Precisamos discutir com a sociedade – da forma mais ampla
possível – a necessidade de recolocar as manifestações, protestos,
reivindicações etc. como uma ação democrática, popular, legítima e legal.
Qualquer pessoa pode e deve se manifestar contra algo injusto. Quando isso
ocorrer de forma organizada, mais ainda deve ser defendido.

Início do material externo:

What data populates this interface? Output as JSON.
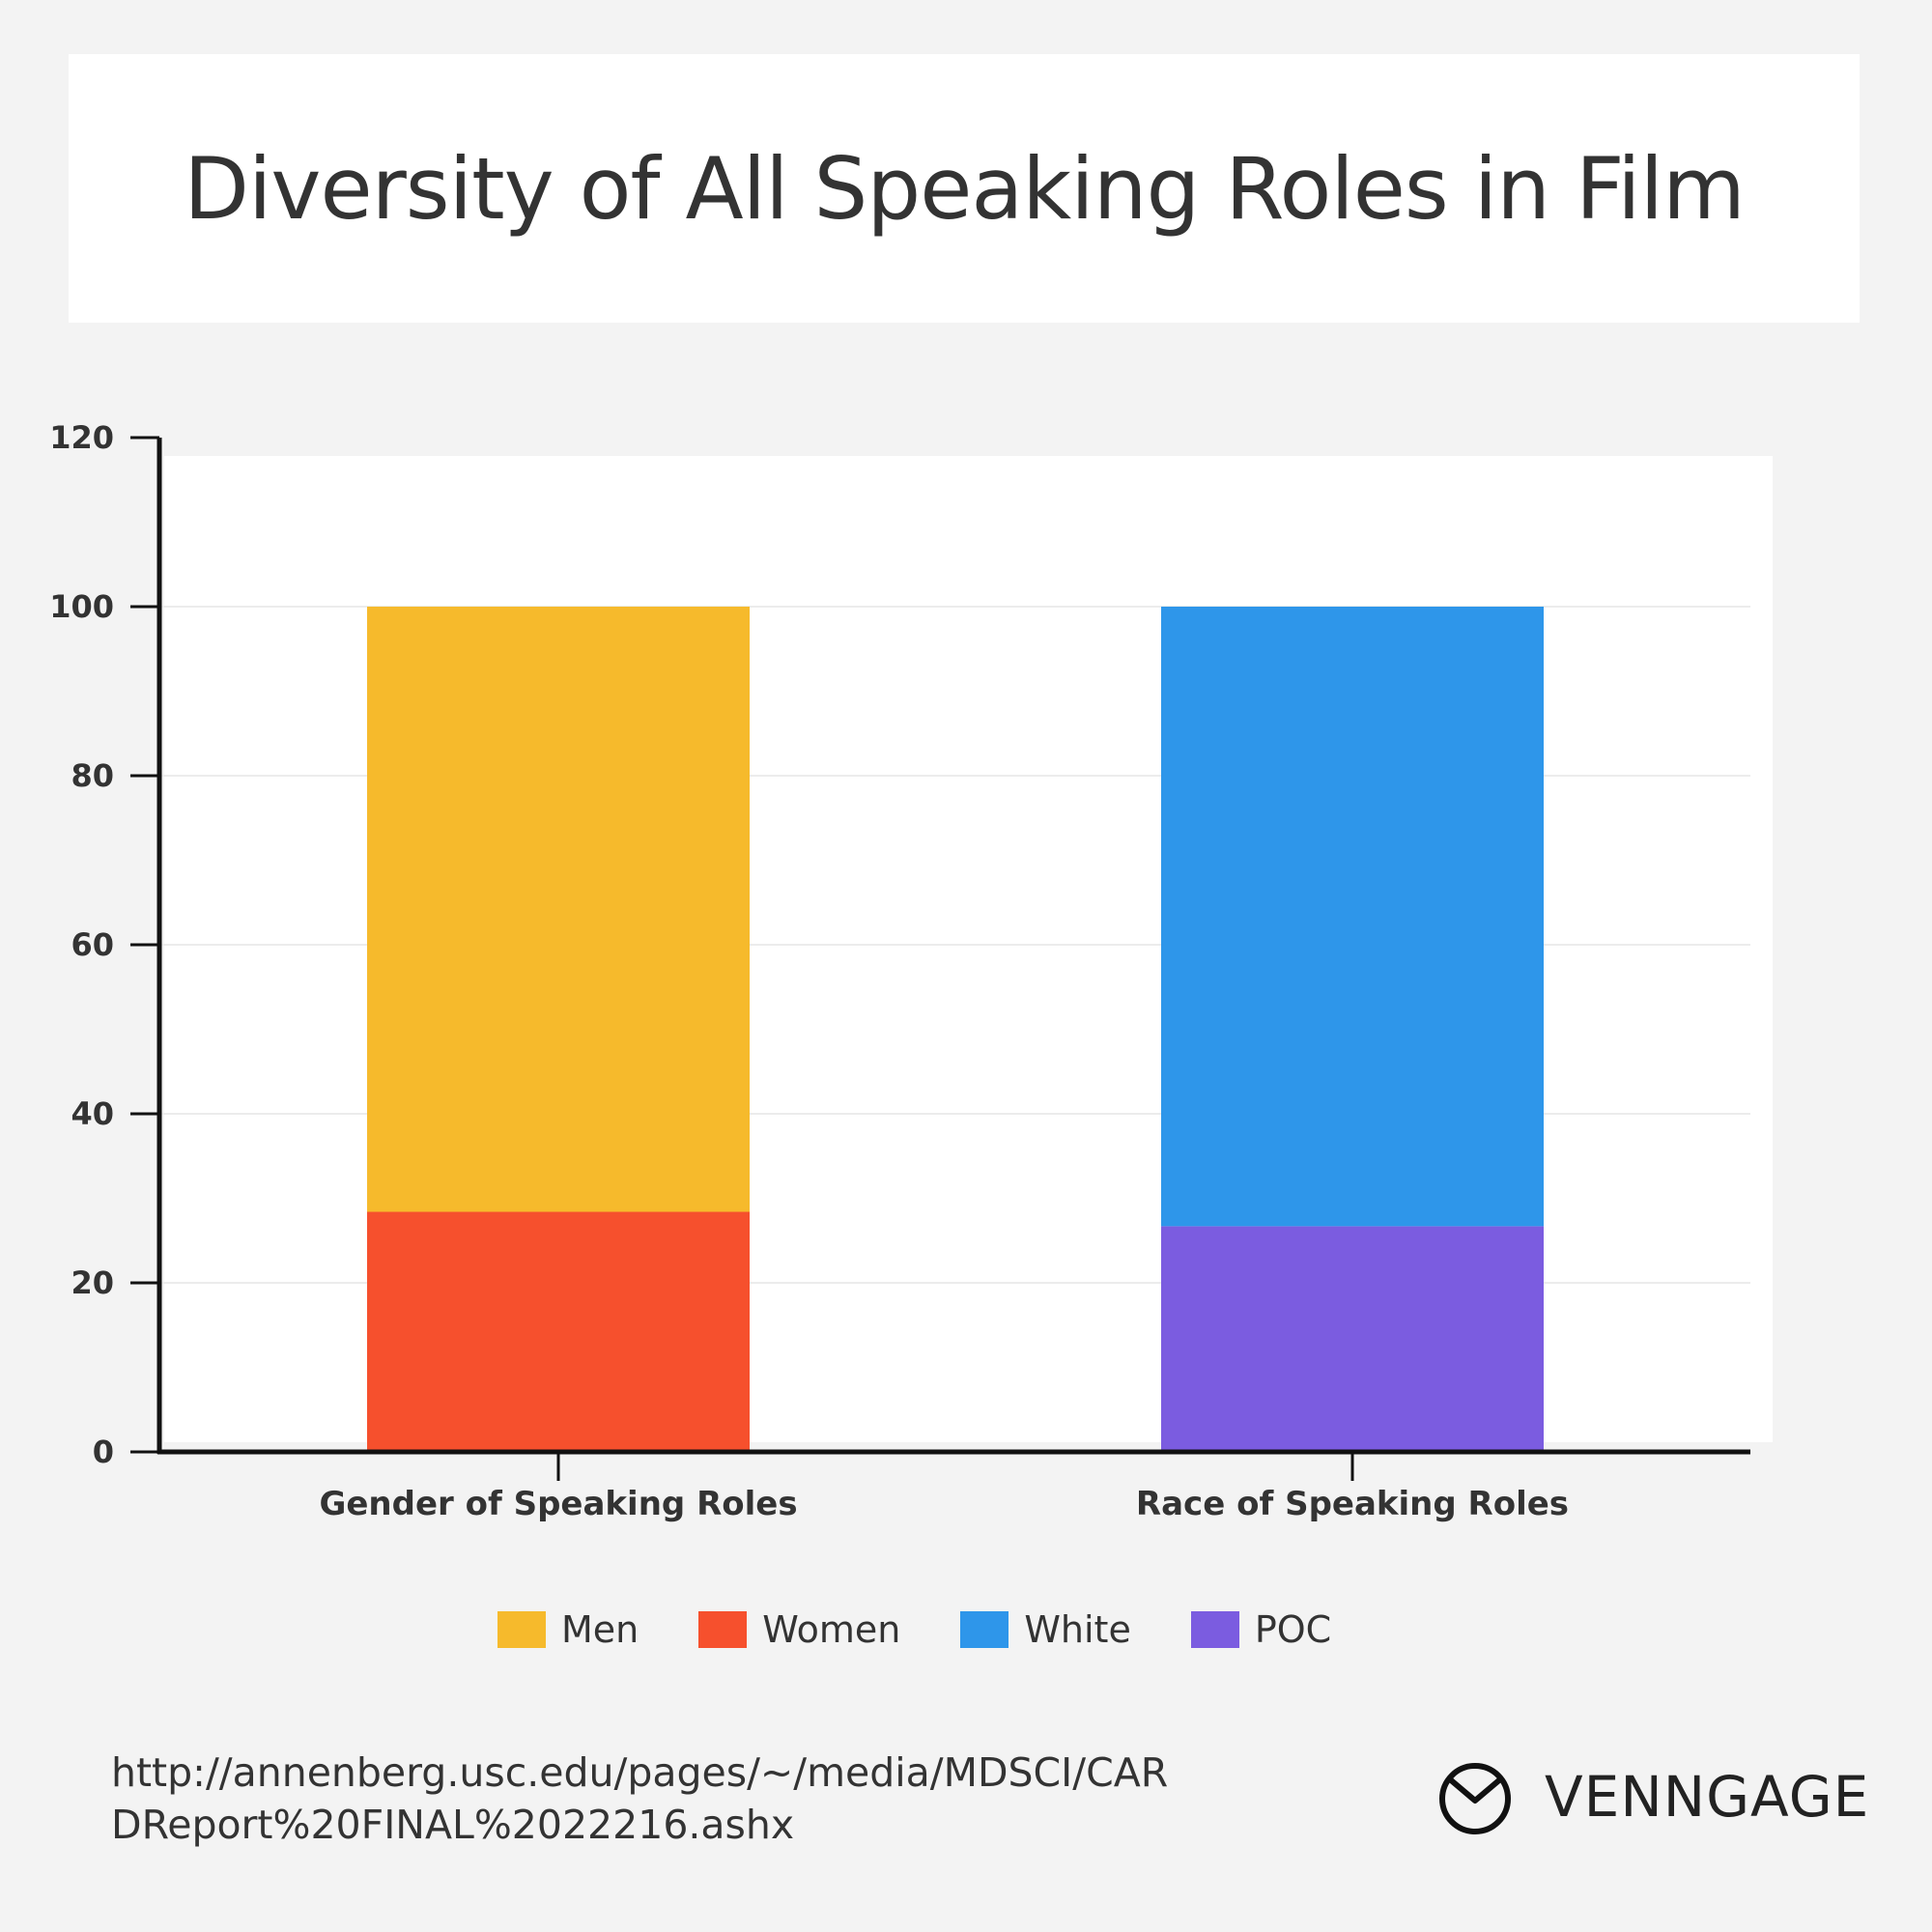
{
  "page": {
    "title": "Diversity of All Speaking Roles in Film",
    "source": "http://annenberg.usc.edu/pages/~/media/MDSCI/CARDReport%20FINAL%2022216.ashx",
    "brand": "VENNGAGE",
    "brand_icon": "venngage-logo-icon"
  },
  "chart_data": {
    "type": "bar",
    "stacked": true,
    "categories": [
      "Gender of Speaking Roles",
      "Race of Speaking Roles"
    ],
    "ylim": [
      0,
      120
    ],
    "yticks": [
      0,
      20,
      40,
      60,
      80,
      100,
      120
    ],
    "grid": true,
    "legend_position": "bottom",
    "series": [
      {
        "name": "Men",
        "color": "#f6ba2c",
        "values": [
          71.6,
          0
        ]
      },
      {
        "name": "Women",
        "color": "#f6502d",
        "values": [
          28.4,
          0
        ]
      },
      {
        "name": "White",
        "color": "#2e96ea",
        "values": [
          0,
          73.3
        ]
      },
      {
        "name": "POC",
        "color": "#7b5ce0",
        "values": [
          0,
          26.7
        ]
      }
    ],
    "stack_order": [
      "Women",
      "Men",
      "POC",
      "White"
    ]
  }
}
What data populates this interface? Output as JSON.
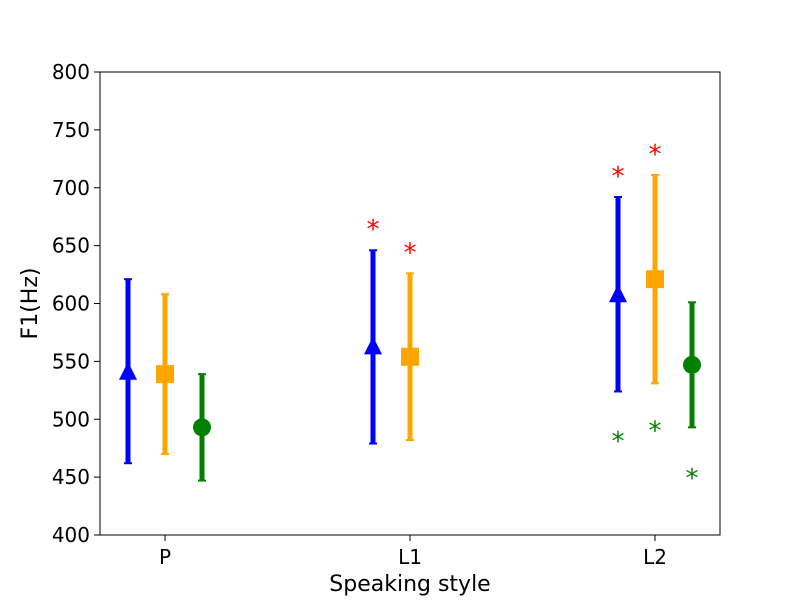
{
  "chart_data": {
    "type": "errorbar",
    "title": "",
    "xlabel": "Speaking style",
    "ylabel": "F1(Hz)",
    "categories": [
      "P",
      "L1",
      "L2"
    ],
    "ylim": [
      400,
      800
    ],
    "yticks": [
      400,
      450,
      500,
      550,
      600,
      650,
      700,
      750,
      800
    ],
    "grid": false,
    "series": [
      {
        "marker": "triangle",
        "color": "#0000ff",
        "points": [
          {
            "category": "P",
            "mean": 541,
            "low": 462,
            "high": 621
          },
          {
            "category": "L1",
            "mean": 563,
            "low": 479,
            "high": 646
          },
          {
            "category": "L2",
            "mean": 608,
            "low": 524,
            "high": 692
          }
        ]
      },
      {
        "marker": "square",
        "color": "#ffa500",
        "points": [
          {
            "category": "P",
            "mean": 539,
            "low": 470,
            "high": 608
          },
          {
            "category": "L1",
            "mean": 554,
            "low": 482,
            "high": 626
          },
          {
            "category": "L2",
            "mean": 621,
            "low": 531,
            "high": 711
          }
        ]
      },
      {
        "marker": "circle",
        "color": "#008000",
        "points": [
          {
            "category": "P",
            "mean": 493,
            "low": 447,
            "high": 539
          },
          {
            "category": "L1",
            "mean": null,
            "low": null,
            "high": null
          },
          {
            "category": "L2",
            "mean": 547,
            "low": 493,
            "high": 601
          }
        ]
      }
    ],
    "annotations": [
      {
        "text": "*",
        "category": "L1",
        "series": 0,
        "y": 672,
        "color": "#ff0000"
      },
      {
        "text": "*",
        "category": "L1",
        "series": 1,
        "y": 652,
        "color": "#ff0000"
      },
      {
        "text": "*",
        "category": "L2",
        "series": 0,
        "y": 718,
        "color": "#ff0000"
      },
      {
        "text": "*",
        "category": "L2",
        "series": 1,
        "y": 737,
        "color": "#ff0000"
      },
      {
        "text": "*",
        "category": "L2",
        "series": 0,
        "y": 489,
        "color": "#008000"
      },
      {
        "text": "*",
        "category": "L2",
        "series": 1,
        "y": 498,
        "color": "#008000"
      },
      {
        "text": "*",
        "category": "L2",
        "series": 2,
        "y": 457,
        "color": "#008000"
      }
    ]
  }
}
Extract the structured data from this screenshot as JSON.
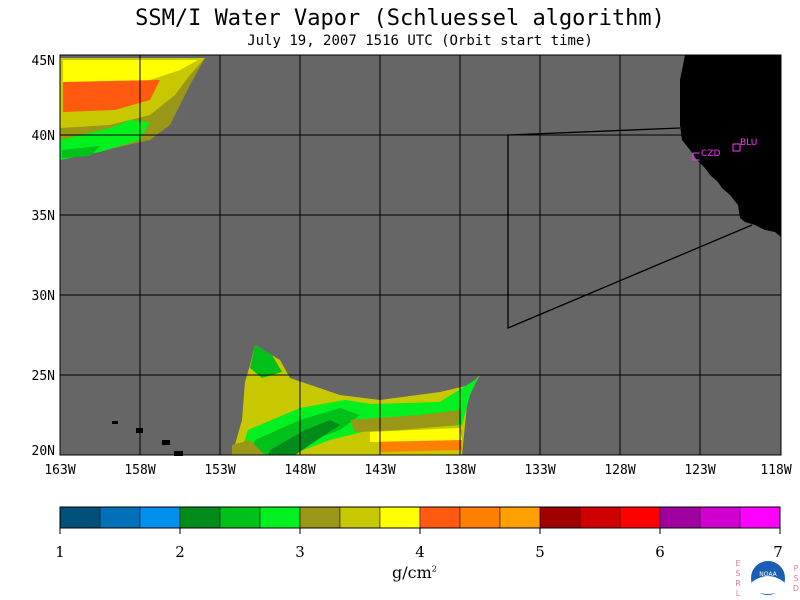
{
  "title": "SSM/I Water Vapor (Schluessel algorithm)",
  "subtitle": "July 19, 2007  1516 UTC  (Orbit start time)",
  "map": {
    "lon_range": [
      -163,
      -118
    ],
    "lat_range": [
      20,
      45
    ],
    "x_ticks": [
      "163W",
      "158W",
      "153W",
      "148W",
      "143W",
      "138W",
      "133W",
      "128W",
      "123W",
      "118W"
    ],
    "y_ticks": [
      "45N",
      "40N",
      "35N",
      "30N",
      "25N",
      "20N"
    ],
    "ocean_color": "#666666",
    "land_color": "#000000",
    "grid_color": "#000000",
    "stations": [
      {
        "id": "CZD",
        "lon": -123.0,
        "lat": 38.6
      },
      {
        "id": "BLU",
        "lon": -120.9,
        "lat": 39.3
      }
    ],
    "station_color": "#ff33ff"
  },
  "colorbar": {
    "ticks": [
      "1",
      "2",
      "3",
      "4",
      "5",
      "6",
      "7"
    ],
    "units": "g/cm",
    "units_exp": "2",
    "colors": [
      "#00507a",
      "#0070b8",
      "#0090f0",
      "#008c1a",
      "#00c01a",
      "#00f020",
      "#9a9618",
      "#c8c800",
      "#ffff00",
      "#ff5a10",
      "#ff7f00",
      "#ffa000",
      "#a00000",
      "#d00000",
      "#ff0000",
      "#a000a0",
      "#d000d0",
      "#ff00ff"
    ]
  },
  "logo": {
    "left_letters": [
      "E",
      "S",
      "R",
      "L"
    ],
    "right_letters": [
      "P",
      "S",
      "D"
    ],
    "badge": "NOAA"
  }
}
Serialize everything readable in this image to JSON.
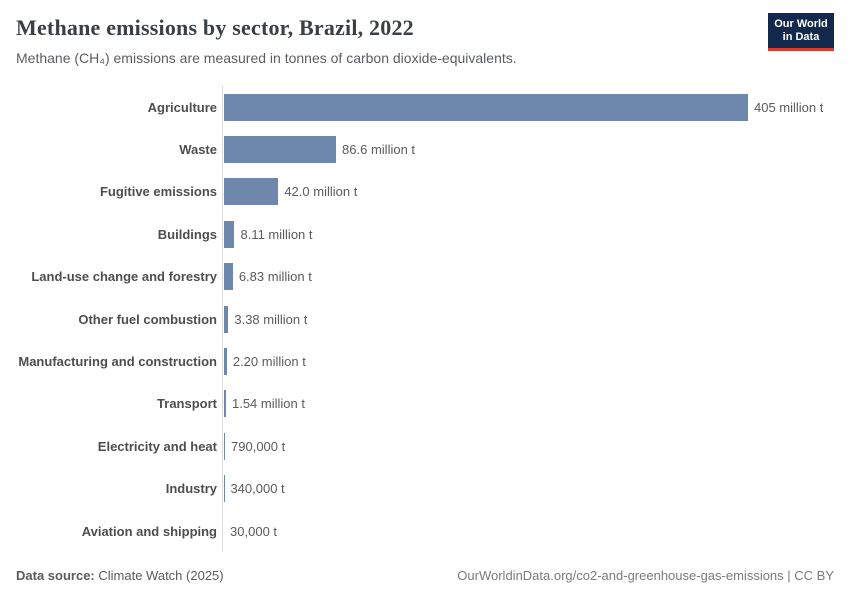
{
  "header": {
    "title": "Methane emissions by sector, Brazil, 2022",
    "subtitle": "Methane (CH₄) emissions are measured in tonnes of carbon dioxide-equivalents.",
    "logo": {
      "line1": "Our World",
      "line2": "in Data"
    }
  },
  "chart_data": {
    "type": "bar",
    "orientation": "horizontal",
    "title": "Methane emissions by sector, Brazil, 2022",
    "xlabel": "",
    "ylabel": "",
    "unit": "tonnes of carbon dioxide-equivalents",
    "xlim": [
      0,
      405000000
    ],
    "grid": false,
    "legend": "none",
    "bar_color": "#6d87ad",
    "axis_line_color": "#dadada",
    "categories": [
      "Agriculture",
      "Waste",
      "Fugitive emissions",
      "Buildings",
      "Land-use change and forestry",
      "Other fuel combustion",
      "Manufacturing and construction",
      "Transport",
      "Electricity and heat",
      "Industry",
      "Aviation and shipping"
    ],
    "values": [
      405000000,
      86600000,
      42000000,
      8110000,
      6830000,
      3380000,
      2200000,
      1540000,
      790000,
      340000,
      30000
    ],
    "value_labels": [
      "405 million t",
      "86.6 million t",
      "42.0 million t",
      "8.11 million t",
      "6.83 million t",
      "3.38 million t",
      "2.20 million t",
      "1.54 million t",
      "790,000 t",
      "340,000 t",
      "30,000 t"
    ]
  },
  "footer": {
    "source_label": "Data source:",
    "source_value": "Climate Watch (2025)",
    "right_text": "OurWorldinData.org/co2-and-greenhouse-gas-emissions | CC BY"
  },
  "colors": {
    "bar": "#6d87ad",
    "logo_bg": "#12294b",
    "logo_stripe": "#d93a2b",
    "title_text": "#3b4045",
    "muted_text": "#5b5b5b"
  }
}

As acusações, corriqueiras, infelizmente, dos últimos meses,
de “incitação ao crime”, a quem está se manifestando, devem ser completamente
repudiadas, sob pena de criarmos um “clima” que inviabilize qualquer
manifestação.
Manifestar-se é ato mais completo e objetivo de exercício de
democracia!
Nessa luta – pelo direito a exercer o direito de
manifestar-se – precisamos aglutinar o maior número de pessoas, setores sociais
e interesses populares (vou falar apenas do Sistema de Justiça e da
Comunicação):
- O Ministério Público não deve ser instrumento de
criminalização casuística, infundada e ilegítima. Deve realizar sua função:
Promotor de Justiça;
- O Judiciário não deve sofrer pressão dos meios de
comunicação empresariais, voltados para o lucro da publicidade e interesses
comerciais, e não a efetivação dos Direitos Humanos e da solução dos problemas
do povo brasileiro;
- Devemos fortalecer a Defensoria Pública como instrumento
de acesso à justiça “justa”, pelos mais pobres;
- A grande parcela dos servidores da polícia civil e militar
são jovens trabalhadores mal remunerados, que realizam um ofício difícil e
degradante. As greves e protestos realizados pelas polícias (militar, civil e
federal) têm demonstrado várias de suas pautas trabalhistas, sindicais e
legítimos interesses;
- Necessitamos de meios de comunicação populares, ao
contrário das poucas empresas que controlam o sistema de comunicação social do
Brasil.
Enfim, precisamos construir uma ampla aliança em torno das
pautas populares no Brasil. Sem essa aliança, por mais fundamentadas que sejam
nossas teses jurídicas e argumentos políticos, não conseguiremos vencer. E,
nossa vitória, é a efetivação dos direitos do povo brasileiro.